Le journal américain International New York Times a publié, le 19 novembre dernier, un long plaidoyer pour la liberté de presse au Vietnam. L’article a provoqué un certain nombre de réactions et débats dans le pays, plus particulièrement sur les sites et les blogs indépendants.

Le retentissement de l’article est dû non seulement à son contenu critique mais surtout à la personnalité de son auteur, qui n’est autre que Nguyên Công Kê, l’ancien rédacteur en chef, - évincé en 2009 - , du journal Thanh Niên ("Jeunesse"), organe des « Jeunesses communistes », l’un des journaux les plus lus dans le pays.

Cette revendication certes n’est pas originale et a été exprimée par nombre d’instances de la société civile. Dans un pays où tous les journaux vendus dans les kiosques sont contrôlés par le gouvernement et plus particulièrement par une commission nommée « Propagande et Education », la liberté d’expression se situe en tête de la liste des droits réclamés. L’Eglise catholique, qui n’a droit qu’à la publication d’un bulletin confidentiel de nouvelles, revendique ce droit depuis toujours. Plusieurs documents épiscopaux en font mention. Récemment, sous l’inspiration de certains prêtres journalistes, une association de journalistes indépendants a été fondée.

Cependant, la particularité de l’article publié aux États-Unis tient à la personnalité de son auteur, au fait qu’il ne met pas en cause la légitimité du régime actuel et considère au contraire, que la liberté accordée aux journalistes ne peut que renforcer les institutions actuelles.

L’auteur commence par déclarer que la liberté de la presse est indispensable au développement économique et politique du Vietnam et au parti communiste lui-même si celui-ci désire recouvrer le soutien de la population. Selon l’ancien rédacteur en chef de l’organe des Jeunesses communistes, les relations entre le gouvernement et la presse se sont largement dégradées au cours de la période écoulée. Les cinq années précédentes ont vu apparaître de nombreux changements dans le comportement des autorités vis-à-vis des journaux.

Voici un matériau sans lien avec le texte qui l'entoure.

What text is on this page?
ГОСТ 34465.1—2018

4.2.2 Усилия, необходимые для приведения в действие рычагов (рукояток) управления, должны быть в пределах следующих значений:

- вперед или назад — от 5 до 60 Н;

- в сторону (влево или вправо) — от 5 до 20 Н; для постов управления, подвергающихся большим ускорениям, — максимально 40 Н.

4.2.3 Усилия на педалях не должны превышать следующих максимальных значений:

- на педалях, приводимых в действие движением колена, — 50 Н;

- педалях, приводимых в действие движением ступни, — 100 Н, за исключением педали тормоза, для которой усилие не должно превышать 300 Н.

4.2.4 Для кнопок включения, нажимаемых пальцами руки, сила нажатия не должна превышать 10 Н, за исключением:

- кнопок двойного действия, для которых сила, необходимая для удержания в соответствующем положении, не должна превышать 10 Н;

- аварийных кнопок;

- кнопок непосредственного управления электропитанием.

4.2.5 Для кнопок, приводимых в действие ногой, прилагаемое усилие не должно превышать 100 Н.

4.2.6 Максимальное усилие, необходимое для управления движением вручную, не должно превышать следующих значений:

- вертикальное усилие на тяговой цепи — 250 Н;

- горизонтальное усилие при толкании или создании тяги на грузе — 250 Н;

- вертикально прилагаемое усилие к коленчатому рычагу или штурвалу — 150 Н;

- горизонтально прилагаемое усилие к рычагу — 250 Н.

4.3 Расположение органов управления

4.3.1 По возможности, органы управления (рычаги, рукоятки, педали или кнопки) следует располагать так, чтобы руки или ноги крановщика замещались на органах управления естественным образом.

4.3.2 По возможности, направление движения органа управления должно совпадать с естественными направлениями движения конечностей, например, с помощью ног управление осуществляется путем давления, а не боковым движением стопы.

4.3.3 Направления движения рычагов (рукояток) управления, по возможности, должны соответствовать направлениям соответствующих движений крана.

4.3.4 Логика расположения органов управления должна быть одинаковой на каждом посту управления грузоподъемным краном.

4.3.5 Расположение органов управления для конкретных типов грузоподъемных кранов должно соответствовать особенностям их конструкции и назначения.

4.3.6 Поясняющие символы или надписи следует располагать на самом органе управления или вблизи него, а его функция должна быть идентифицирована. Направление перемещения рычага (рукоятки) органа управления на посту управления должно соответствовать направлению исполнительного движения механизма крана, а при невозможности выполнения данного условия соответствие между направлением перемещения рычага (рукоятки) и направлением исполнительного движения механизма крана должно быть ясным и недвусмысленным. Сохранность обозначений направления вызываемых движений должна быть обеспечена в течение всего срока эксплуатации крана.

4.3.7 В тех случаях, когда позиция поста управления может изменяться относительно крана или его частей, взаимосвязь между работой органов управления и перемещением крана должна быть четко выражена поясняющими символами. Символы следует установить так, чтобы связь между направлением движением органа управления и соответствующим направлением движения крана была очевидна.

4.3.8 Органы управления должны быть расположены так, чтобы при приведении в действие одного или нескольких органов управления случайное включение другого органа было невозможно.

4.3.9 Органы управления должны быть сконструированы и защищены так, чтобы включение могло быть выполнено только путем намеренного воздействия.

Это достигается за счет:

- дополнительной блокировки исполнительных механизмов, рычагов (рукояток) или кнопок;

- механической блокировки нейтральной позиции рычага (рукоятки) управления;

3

Le gouvernement vietnamien multiplie chaque jour le nombre des sujets censurés car considérés comme « sensibles », comme par exemple les relations avec la Chine, les conflits de terrains, la santé des dirigeants… Ces interdictions obligent les journalistes à ne traiter que des sujets sans intérêt, écartant ainsi les lecteurs de la lecture des journaux « orthodoxes ». Les deux plus grands hebdomadaires du Vietnam à savoir Tuôi Tre et Thanh Niên auraient ainsi perdu les deux tiers de leurs bénéfices publicitaires depuis 2008. Au lieu de lire la presse officielle, les lecteurs se tournent vers d’autres sources d’information, en particulier vers les journaux étrangers diffusés sur le réseau Internet.

Les réseaux sociaux se développent à une grande vitesse, ainsi que les blogs intellectuels, des anciens membres du parti et des militants critiques du régime. Le nombre des Vietnamiens surfant sur Internet est, aujourd’hui, l’un des plus élevés du monde…

Après cette description peu encourageante de la situation des médias officiels, l’ancien animateur de l’organe des Jeunesses communistes plaide pour l’avènement de la liberté de presse. Selon lui, elle aidera les dirigeants à reconquérir la confiance de la population. Il pense qu’une presse libre ne fera que renforcer le régime actuel. Elle concurrencera la diffusion de nouvelles non contrôlées sur Internet.

L’auteur de l’article paru sur le journal américain précise à ce sujet, que les textes diffusés sur Internet sont responsables du soupçon et de la méfiance affichée par une large partie du public à l’encontre de la présentation officielle d’un certain nombre de faits du passé, comme par exemple, les origines du Parti communiste vietnamien, la bataille de Dien-Bien-Phu, la biographie et la personnalité d’Ho Chi Minh, ainsi que beaucoup d’autres épisodes contestés de l’histoire officielle. Aucun journaliste de la presse officielle ne s’est en effet engagé dans la vérification ou la réfutation de ces versions des faits, par peur de la censure.

Il n’existe qu’un seul remède à cette anémie de la presse officielle : la liberté. L’auteur conclut : « la liberté de presse et une bonne chose pour notre pays, une bonne chose pour le régime ! ».

Le 31 décembre 2008 une décision émanant du comité central des Jeunesses communistes avait évincé le journaliste Nguyên Công Kê de son poste de rédacteur en chef du journal Thanh Niên, en poste depuis 23 ans. Dans l’esprit de ses lecteurs, son nom était associé à celui de ce journal.